Available Enhancements (8 total)

  1. Matrix Setup
    • Extend workflow to run tests on Python 3.9, 3.10, and 3.11.
    • Evidence: CI run screenshot showing jobs for all three versions.
  2. Dependency Caching
    • Use actions/cache to cache Python dependencies.
    • Evidence: CI logs showing a cache hit on reruns.
  3. Lint/Format Enforcement
    • Add Flake8 (lint) and Black (formatter).
    • Configure jobs to fail on violations.
    • Evidence: CI run where lint passes (or fails and you fix it).
  4. Coverage Gate
    • Enforce ≥80% coverage using pytest --cov --cov-fail-under=80.
    • Evidence: CI run with coverage summary showing threshold enforced.
  5. Coverage Artifact Upload
    • Configure CI to upload the full HTML/text coverage report as an artifact.
    • Evidence: Screenshot of artifact available in the Actions tab.
  6. Status Badges in README
    • Add build/lint/coverage badges to the repo README.md.
    • Evidence: Updated README rendered on GitHub with badges.
  7. Split Jobs
    • Separate workflow into distinct jobs: lint, test, coverage.
    • Evidence: CI run showing multiple jobs instead of one monolithic job.
  8. Notifications
    • Add a step to post CI status (pass/fail) as a comment on the PR.
    • Evidence: Screenshot of CI comment automatically posted on your PR.

Note: If your team already has a working version of one enhancement, you may still complete that task in your own branch, but your PR must be independent and include your own explanation and evidence.

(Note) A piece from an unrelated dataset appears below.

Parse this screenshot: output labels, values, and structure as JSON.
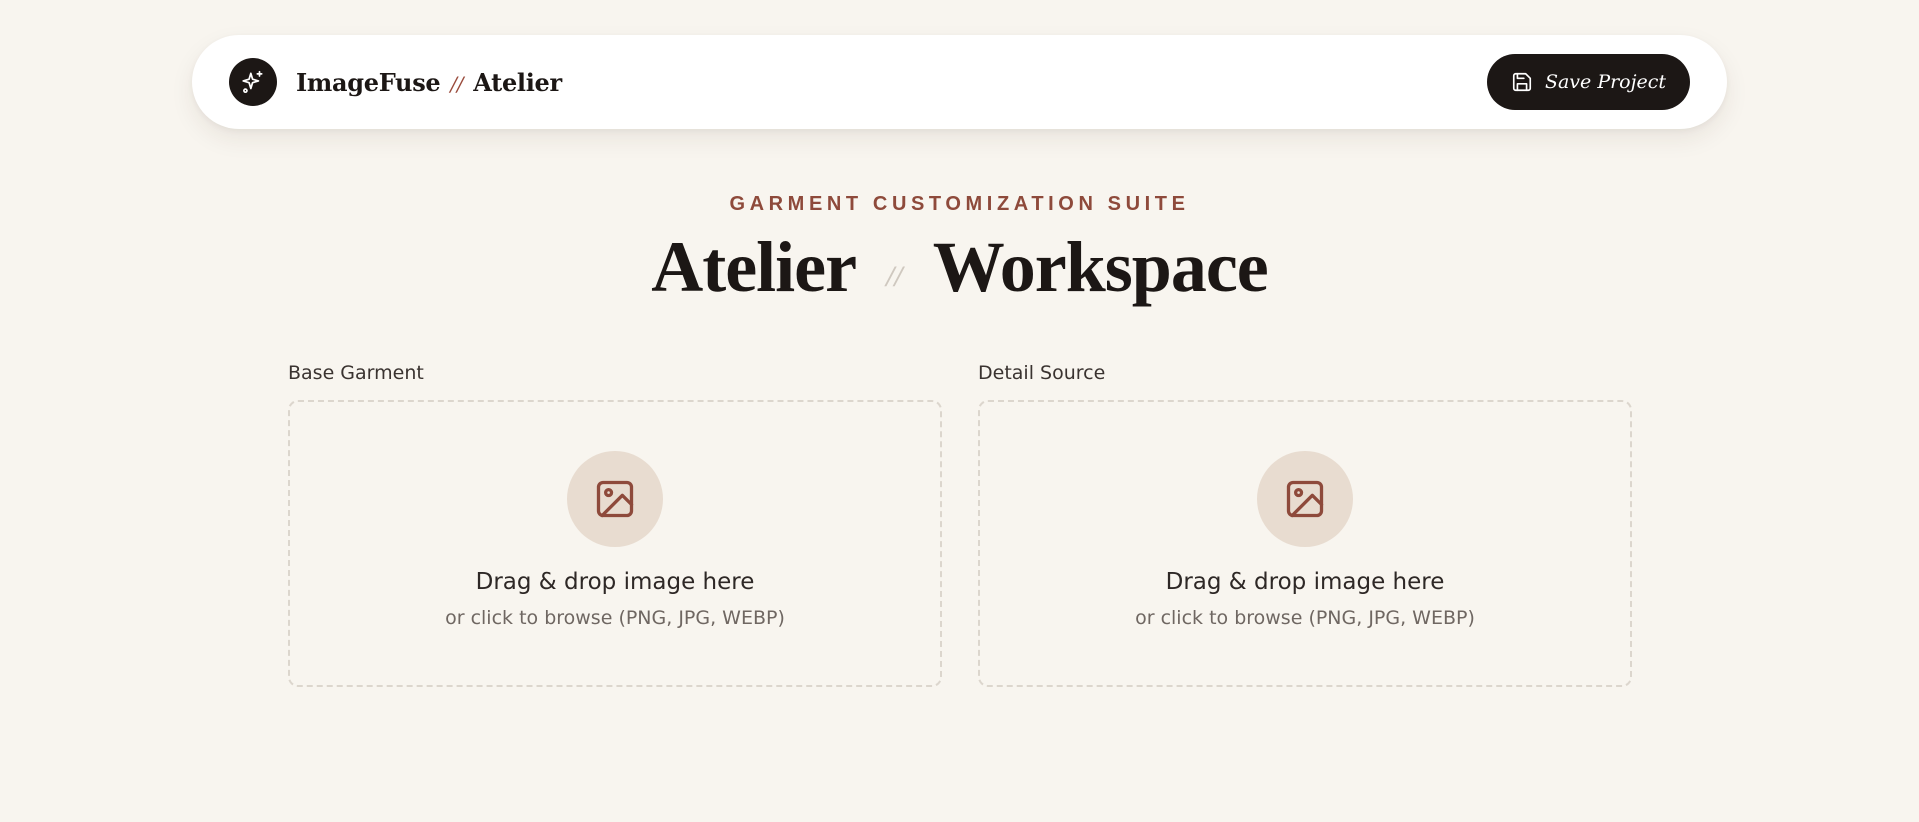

2. One testing PR (required)

  • Write at least one new meaningful unit test (your own authorship) that runs in CI.
  • Show coverage before vs. after and briefly explain what behavior/edge case your test covers.
    Your testing lab already shows how to run pytest --cov and read coverage output.

3. One debugging PR (required)

  • Introduce a small, controlled failure (failing test, style error, or coverage drop) on a branch.
  • Use the Actions logs to diagnose, then push a fix and re‑run to green (successful run).
  • In the PR description, paste the failing log snippet and the root‑cause + fix summary.
    This mirrors the CI failure‑investigation flow in the CI lab steps.

You may open these PRs against the team repository (preferred for collaboration/reviews) or work in your fork and include links. Either way, grading is per‑student via your report.

Required sequence (per student)

  1. Sync repo and confirm the baseline CI workflow runs (Actions tab, green check).
  2. Write & run your own test locally and in CI:
    pytest --cov=src --cov-report=term-missing
    

Individual Report

Your report is the primary artifact for grading. It must be prepared as a PDF and uploaded to Canvas.

What to include in your report:

  1. Link to your fork repository (GitHub URL).
  2. Links to your three PRs in your fork (Pipeline, Testing, Debugging).
  3. Coverage evidence:
    • Before vs. after coverage tables for your Testing PR.
  4. CI log evidence:
    • A failing CI log snippet and your fix summary for the Debugging PR.
  5. Code excerpts:
    • Your new test function (Testing PR).
    • YAML snippet showing your workflow change (Pipeline PR).
  6. **A paragraph explaining what you learned about CI and automated quality checks.

Submission Instructions

  • Upload your final report as a PDF on Canvas.
  • Make sure the report is self-contained:
    • Do not require graders to browse your fork unless for verification.
    • Paste or screenshot essential evidence (coverage tables, log snippets, YAML/test code) into the PDF.
  • Double-check that your fork repository link is correct and public.